Wednesday, January 22, 2020

Alternative Life Path #2: Consumptive Courtesan

Rat race got you down? Stressed between your desperate attempt at an unreachable artistic immortality and your literal need for food and medical care? Bored of tv?

Follow this simple guide and you'll be on your brand new life path in no time!

1. Move to Paris.

This may seem like an expensive first step, but you have to consider it an investment. There's no better place to find aristocracy, theater owners, and artists to pay for your upkeep.

Edouard Manet, Nana, 1877

2. Be charming, brash, and bold.

Pretty soon, you'll find men are throwing money at you and all the tabloids want to write about you. Ka-ching!
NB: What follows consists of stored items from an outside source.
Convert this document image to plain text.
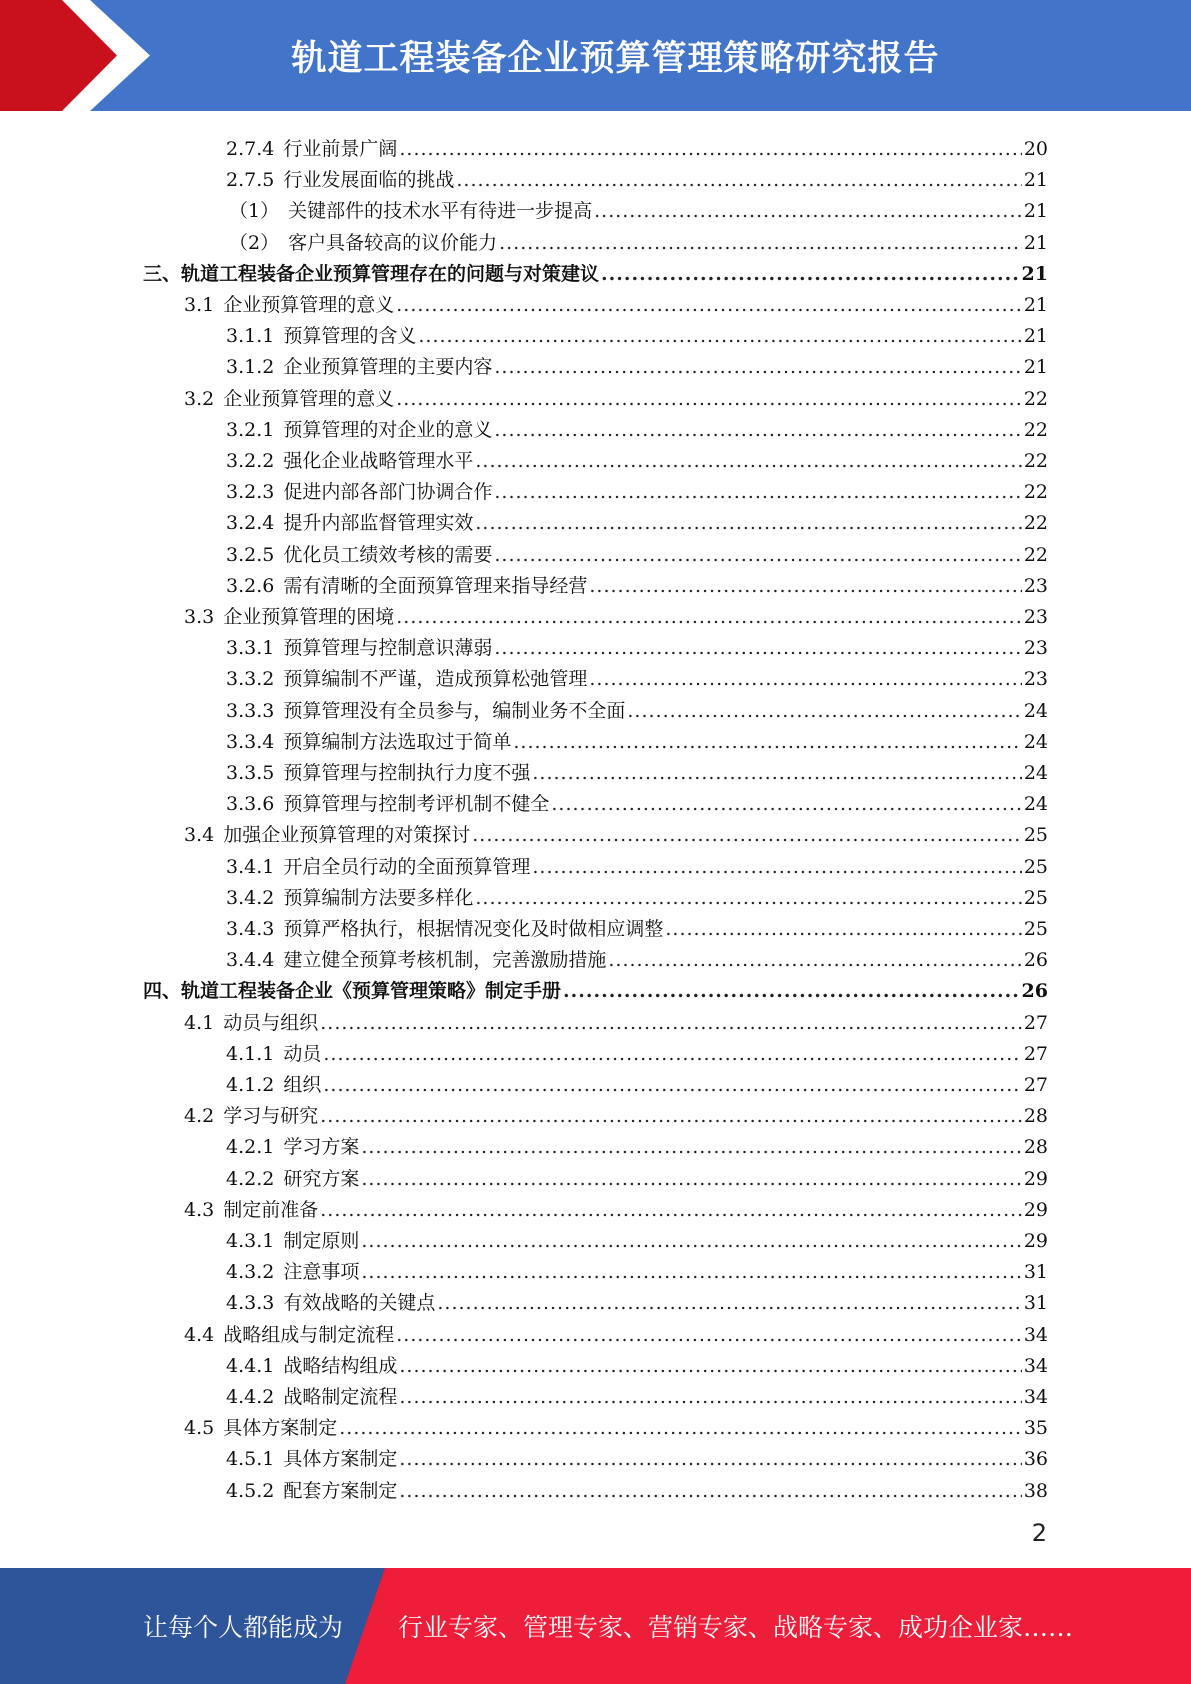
轨道工程装备企业预算管理策略研究报告
2.7.4 行业前景广阔 .....	20
2.7.5 行业发展面临的挑战 .....	21
（1） 关键部件的技术水平有待进一步提高 .....	21
（2） 客户具备较高的议价能力 .....	21
三、轨道工程装备企业预算管理存在的问题与对策建议 .....	21
3.1 企业预算管理的意义 .....	21
3.1.1 预算管理的含义 .....	21
3.1.2 企业预算管理的主要内容 .....	21
3.2 企业预算管理的意义 .....	22
3.2.1 预算管理的对企业的意义 .....	22
3.2.2 强化企业战略管理水平 .....	22
3.2.3 促进内部各部门协调合作 .....	22
3.2.4 提升内部监督管理实效 .....	22
3.2.5 优化员工绩效考核的需要 .....	22
3.2.6 需有清晰的全面预算管理来指导经营 .....	23
3.3 企业预算管理的困境 .....	23
3.3.1 预算管理与控制意识薄弱 .....	23
3.3.2 预算编制不严谨，造成预算松弛管理 .....	23
3.3.3 预算管理没有全员参与，编制业务不全面 .....	24
3.3.4 预算编制方法选取过于简单 .....	24
3.3.5 预算管理与控制执行力度不强 .....	24
3.3.6 预算管理与控制考评机制不健全 .....	24
3.4 加强企业预算管理的对策探讨 .....	25
3.4.1 开启全员行动的全面预算管理 .....	25
3.4.2 预算编制方法要多样化 .....	25
3.4.3 预算严格执行，根据情况变化及时做相应调整 .....	25
3.4.4 建立健全预算考核机制，完善激励措施 .....	26
四、轨道工程装备企业《预算管理策略》制定手册 .....	26
4.1 动员与组织 .....	27
4.1.1 动员 .....	27
4.1.2 组织 .....	27
4.2 学习与研究 .....	28
4.2.1 学习方案 .....	28
4.2.2 研究方案 .....	29
4.3 制定前准备 .....	29
4.3.1 制定原则 .....	29
4.3.2 注意事项 .....	31
4.3.3 有效战略的关键点 .....	31
4.4 战略组成与制定流程 .....	34
4.4.1 战略结构组成 .....	34
4.4.2 战略制定流程 .....	34
4.5 具体方案制定 .....	35
4.5.1 具体方案制定 .....	36
4.5.2 配套方案制定 .....	38
2
让每个人都能成为 行业专家、管理专家、营销专家、战略专家、成功企业家……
Make sure to be true to your own personal style while you talk up potential gentlemen in the balcony seats.

Liane de Pugy, bisexual Belle Epoque courtesan-authoress

3. Live a fast-paced lifestyle that weakens your immune system.

Everyone will think your red cheeks are a charming and pretty sign of excitement and exertion, while they're really a sign of a popular deadly disease.

If this step is taking too long, hold a "consumption party" (real thing, look it up).

Marie Duplessis, "The Lady of the Camellias"

4. Have a fight with your primary lover.

He should be a poor artist who understands your true nature better than the fashionable, rich men you usually bed.

However, you should also fight constantly, so make sure his understanding of your true nature is not too understanding.

Greta Garbo and Robert Taylor in Camille (1936)

5. Die in silk pajamas.

Heighten drama by being abandoned by all of your so-called friends, or go the opposite route and be surrounded by mourners who wish they'd appreciated you more.

Marie Duplessis's tomb

Tag urself, I'm #liveafastpacedlifestylethatweakensyourimmunesystem.